Microsoft is positioning Defender as a security dashboard for all of your devices. Parents, for example, can open the Defender app on their phone and get a reassuring reminder that all of the family’s other computing devices are protected. It’s not a marketing prank, although you suspect there was a degree of sniggering in the Microsoft press office when this was released…
Does Microsoft Defender do its job? Well, it’s not the most proactive of security suites. There’s no active email scanning, for example, and I get plenty of malicious emails: fake delivery scams, offers from Saudi princes, spoof Amazon emails. Defender doesn’t throw itself in front of the truck, begging you not to open or reply to the mail.

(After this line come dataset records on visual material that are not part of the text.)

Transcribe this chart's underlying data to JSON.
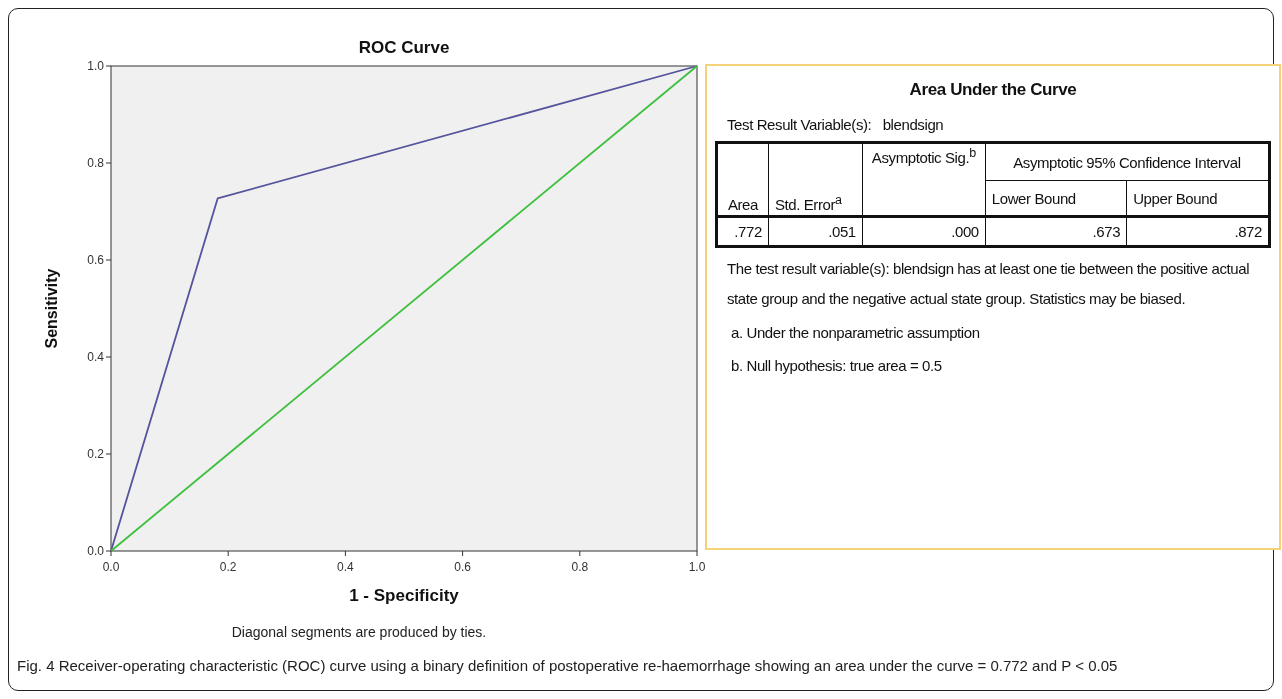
{
  "chart_data": [
    {
      "type": "line",
      "title": "ROC Curve",
      "xlabel": "1 - Specificity",
      "ylabel": "Sensitivity",
      "xlim": [
        0,
        1
      ],
      "ylim": [
        0,
        1
      ],
      "xticks": [
        {
          "value": 0,
          "label": "0.0"
        },
        {
          "value": 0.2,
          "label": "0.2"
        },
        {
          "value": 0.4,
          "label": "0.4"
        },
        {
          "value": 0.6,
          "label": "0.6"
        },
        {
          "value": 0.8,
          "label": "0.8"
        },
        {
          "value": 1,
          "label": "1.0"
        }
      ],
      "yticks": [
        {
          "value": 0,
          "label": "0.0"
        },
        {
          "value": 0.2,
          "label": "0.2"
        },
        {
          "value": 0.4,
          "label": "0.4"
        },
        {
          "value": 0.6,
          "label": "0.6"
        },
        {
          "value": 0.8,
          "label": "0.8"
        },
        {
          "value": 1,
          "label": "1.0"
        }
      ],
      "series": [
        {
          "color": "#55539c",
          "x": [
            0,
            0.182,
            1
          ],
          "values": [
            0,
            0.727,
            1
          ]
        },
        {
          "color": "#3cbf3c",
          "x": [
            0,
            1
          ],
          "values": [
            0,
            1
          ]
        }
      ],
      "annotations": [
        "Diagonal segments are produced by ties.",
        "Fig. 4 Receiver-operating characteristic (ROC) curve using a binary definition of postoperative re-haemorrhage showing an area under the curve = 0.772 and P < 0.05"
      ]
    },
    {
      "type": "other",
      "title": "Area Under the Curve",
      "annotations": [
        "Test Result Variable(s):",
        "blendsign",
        "Area",
        "Std. Error$^{a}$",
        "Asymptotic Sig.$^{b}$",
        "Asymptotic 95% Confidence Interval",
        "Lower Bound",
        "Upper Bound",
        ".772",
        ".051",
        ".000",
        ".673",
        ".872",
        "The test result variable(s): blendsign has at least one tie between the positive actual state group and the negative actual state group. Statistics may be biased.",
        "a. Under the nonparametric assumption",
        "b. Null hypothesis: true area = 0.5"
      ]
    }
  ]
}
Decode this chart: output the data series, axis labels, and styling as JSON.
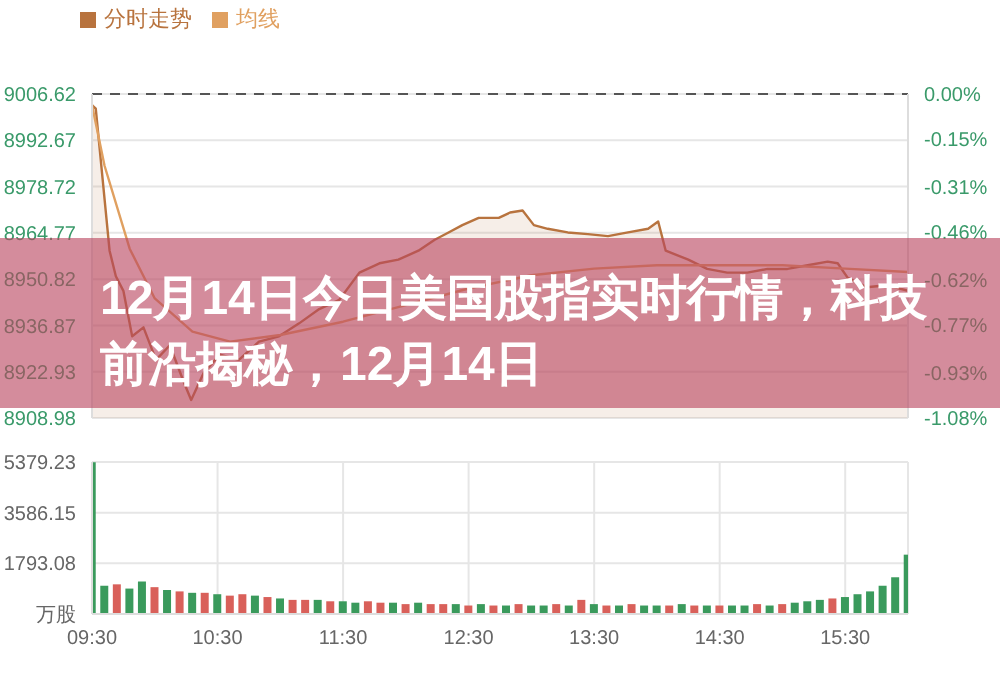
{
  "chart_data": [
    {
      "type": "line",
      "title": "12月14日今日美国股指实时行情，科技前沿揭秘，12月14日",
      "legend": "top left",
      "grid": true,
      "tick_labels": "y",
      "line_style": "solid",
      "xlim": [
        9.5,
        16
      ],
      "xticks": [
        {
          "value": 9.5,
          "label": null
        },
        {
          "value": 10.5,
          "label": null
        },
        {
          "value": 11.5,
          "label": null
        },
        {
          "value": 12.5,
          "label": null
        },
        {
          "value": 13.5,
          "label": null
        },
        {
          "value": 14.5,
          "label": null
        },
        {
          "value": 15.5,
          "label": null
        }
      ],
      "ylim": [
        8908.98,
        9006.62
      ],
      "yticks": [
        8908.98,
        8922.93,
        8936.87,
        8950.82,
        8964.77,
        8978.72,
        8992.67,
        9006.62
      ],
      "y2lim": [
        -1.08,
        0
      ],
      "y2ticks": [
        {
          "value": -1.08,
          "label": "-1.08%"
        },
        {
          "value": -0.93,
          "label": "-0.93%"
        },
        {
          "value": -0.77,
          "label": "-0.77%"
        },
        {
          "value": -0.62,
          "label": "-0.62%"
        },
        {
          "value": -0.46,
          "label": "-0.46%"
        },
        {
          "value": -0.31,
          "label": "-0.31%"
        },
        {
          "value": -0.15,
          "label": "-0.15%"
        },
        {
          "value": 0,
          "label": "0.00%"
        }
      ],
      "ref_lines": [
        {
          "axis": "y",
          "value": 9006.62,
          "line_style": "dashed",
          "color": "#555555"
        }
      ],
      "series": [
        {
          "name": "分时走势",
          "type": "area",
          "color": "#b8733e",
          "x": [
            9.5,
            9.53,
            9.64,
            9.69,
            9.75,
            9.82,
            9.91,
            10.01,
            10.12,
            10.23,
            10.29,
            10.39,
            10.52,
            10.67,
            10.83,
            10.99,
            11.15,
            11.31,
            11.47,
            11.63,
            11.79,
            11.94,
            12.1,
            12.23,
            12.34,
            12.45,
            12.58,
            12.74,
            12.83,
            12.93,
            13.02,
            13.13,
            13.29,
            13.45,
            13.61,
            13.77,
            13.93,
            14.01,
            14.07,
            14.25,
            14.4,
            14.56,
            14.72,
            14.88,
            15.04,
            15.2,
            15.36,
            15.44,
            15.52,
            15.67,
            15.83,
            16
          ],
          "values": [
            9003.3,
            9002.2,
            8959.4,
            8951.7,
            8947.3,
            8933.6,
            8936.3,
            8926.5,
            8930.9,
            8919.9,
            8914.4,
            8922.6,
            8928.1,
            8926.5,
            8932,
            8933.6,
            8937.5,
            8941.8,
            8944.6,
            8952.8,
            8955.6,
            8956.7,
            8959.4,
            8962.7,
            8964.9,
            8967.1,
            8969.3,
            8969.3,
            8970.9,
            8971.5,
            8967.1,
            8966,
            8964.9,
            8964.4,
            8963.8,
            8964.9,
            8966,
            8968.2,
            8959.4,
            8956.7,
            8953.9,
            8952.8,
            8952.8,
            8953.9,
            8953.9,
            8955,
            8956.1,
            8955.6,
            8951.2,
            8948.4,
            8949,
            8947.3
          ]
        },
        {
          "name": "均线",
          "type": "line",
          "color": "#e0a060",
          "x": [
            9.5,
            9.6,
            9.8,
            10,
            10.3,
            10.6,
            11,
            11.5,
            12,
            12.5,
            13,
            13.5,
            14,
            14.5,
            15,
            15.5,
            16
          ],
          "values": [
            9003.3,
            8985,
            8960,
            8945,
            8935,
            8932,
            8934,
            8938,
            8943,
            8948,
            8952,
            8954,
            8955,
            8955,
            8955,
            8954,
            8953
          ]
        }
      ]
    },
    {
      "type": "bar",
      "xlabel": null,
      "grid": true,
      "xlim": [
        9.5,
        16
      ],
      "xticks": [
        {
          "value": 9.5,
          "label": "09:30"
        },
        {
          "value": 10.5,
          "label": "10:30"
        },
        {
          "value": 11.5,
          "label": "11:30"
        },
        {
          "value": 12.5,
          "label": "12:30"
        },
        {
          "value": 13.5,
          "label": "13:30"
        },
        {
          "value": 14.5,
          "label": "14:30"
        },
        {
          "value": 15.5,
          "label": "15:30"
        }
      ],
      "ylim": [
        0,
        5379.23
      ],
      "yticks": [
        {
          "value": 0,
          "label": "万股"
        },
        1793.08,
        3586.15,
        5379.23
      ],
      "x": [
        9.5,
        9.6,
        9.7,
        9.8,
        9.9,
        10,
        10.1,
        10.2,
        10.3,
        10.4,
        10.5,
        10.6,
        10.7,
        10.8,
        10.9,
        11,
        11.1,
        11.2,
        11.3,
        11.4,
        11.5,
        11.6,
        11.7,
        11.8,
        11.9,
        12,
        12.1,
        12.2,
        12.3,
        12.4,
        12.5,
        12.6,
        12.7,
        12.8,
        12.9,
        13,
        13.1,
        13.2,
        13.3,
        13.4,
        13.5,
        13.6,
        13.7,
        13.8,
        13.9,
        14,
        14.1,
        14.2,
        14.3,
        14.4,
        14.5,
        14.6,
        14.7,
        14.8,
        14.9,
        15,
        15.1,
        15.2,
        15.3,
        15.4,
        15.5,
        15.6,
        15.7,
        15.8,
        15.9,
        16
      ],
      "values": [
        5370,
        1000,
        1050,
        900,
        1150,
        950,
        850,
        800,
        750,
        750,
        700,
        650,
        700,
        650,
        600,
        550,
        500,
        500,
        500,
        450,
        450,
        400,
        450,
        400,
        400,
        350,
        400,
        350,
        350,
        350,
        300,
        350,
        300,
        300,
        350,
        300,
        300,
        350,
        300,
        500,
        350,
        300,
        300,
        350,
        300,
        300,
        300,
        350,
        300,
        300,
        300,
        300,
        300,
        350,
        300,
        350,
        400,
        450,
        500,
        550,
        600,
        700,
        800,
        1000,
        1300,
        2100
      ],
      "colors": [
        "#3a9a5c",
        "#3a9a5c",
        "#d9605a",
        "#3a9a5c",
        "#3a9a5c",
        "#d9605a",
        "#3a9a5c",
        "#d9605a",
        "#3a9a5c",
        "#d9605a",
        "#3a9a5c",
        "#d9605a",
        "#d9605a",
        "#3a9a5c",
        "#d9605a",
        "#3a9a5c",
        "#d9605a",
        "#d9605a",
        "#3a9a5c",
        "#d9605a",
        "#3a9a5c",
        "#3a9a5c",
        "#d9605a",
        "#d9605a",
        "#3a9a5c",
        "#d9605a",
        "#3a9a5c",
        "#d9605a",
        "#d9605a",
        "#3a9a5c",
        "#d9605a",
        "#3a9a5c",
        "#d9605a",
        "#3a9a5c",
        "#d9605a",
        "#3a9a5c",
        "#3a9a5c",
        "#d9605a",
        "#3a9a5c",
        "#d9605a",
        "#3a9a5c",
        "#d9605a",
        "#3a9a5c",
        "#d9605a",
        "#3a9a5c",
        "#3a9a5c",
        "#d9605a",
        "#3a9a5c",
        "#d9605a",
        "#3a9a5c",
        "#d9605a",
        "#3a9a5c",
        "#3a9a5c",
        "#d9605a",
        "#3a9a5c",
        "#d9605a",
        "#3a9a5c",
        "#3a9a5c",
        "#3a9a5c",
        "#d9605a",
        "#3a9a5c",
        "#3a9a5c",
        "#3a9a5c",
        "#3a9a5c",
        "#3a9a5c",
        "#3a9a5c"
      ]
    }
  ]
}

But if you clicked on an attachment that was trying to install something nasty, Defender promises to get in the way. If macOS’s own security tools don’t intervene first.
I ran a full scan on my MacBook Pro yesterday, and after 20 minutes of probing it found two Trojans (both in my email app) and offered to put them both in quarantine. Oddly, you have to enter your macOS password to find out exactly what the malware is, but I think that’s a macOS restriction more than a Microsoft one.
Defender is pretty lightweight, too. It sits in the background and doesn’t consume significant resources. I’ve just checked the Mac Activity Monitor and it’s halfway down the list, nibbling on 60MB of RAM. For comparison, top-of-the-list Dropbox is using 447MB. Even when it was doing a full scan, it failed to break into the top five memory users.
So, if you’re a Microsoft 365 subscriber and you want something to keep an eye on your Mac, you could do worse than Microsoft Defender. No joke.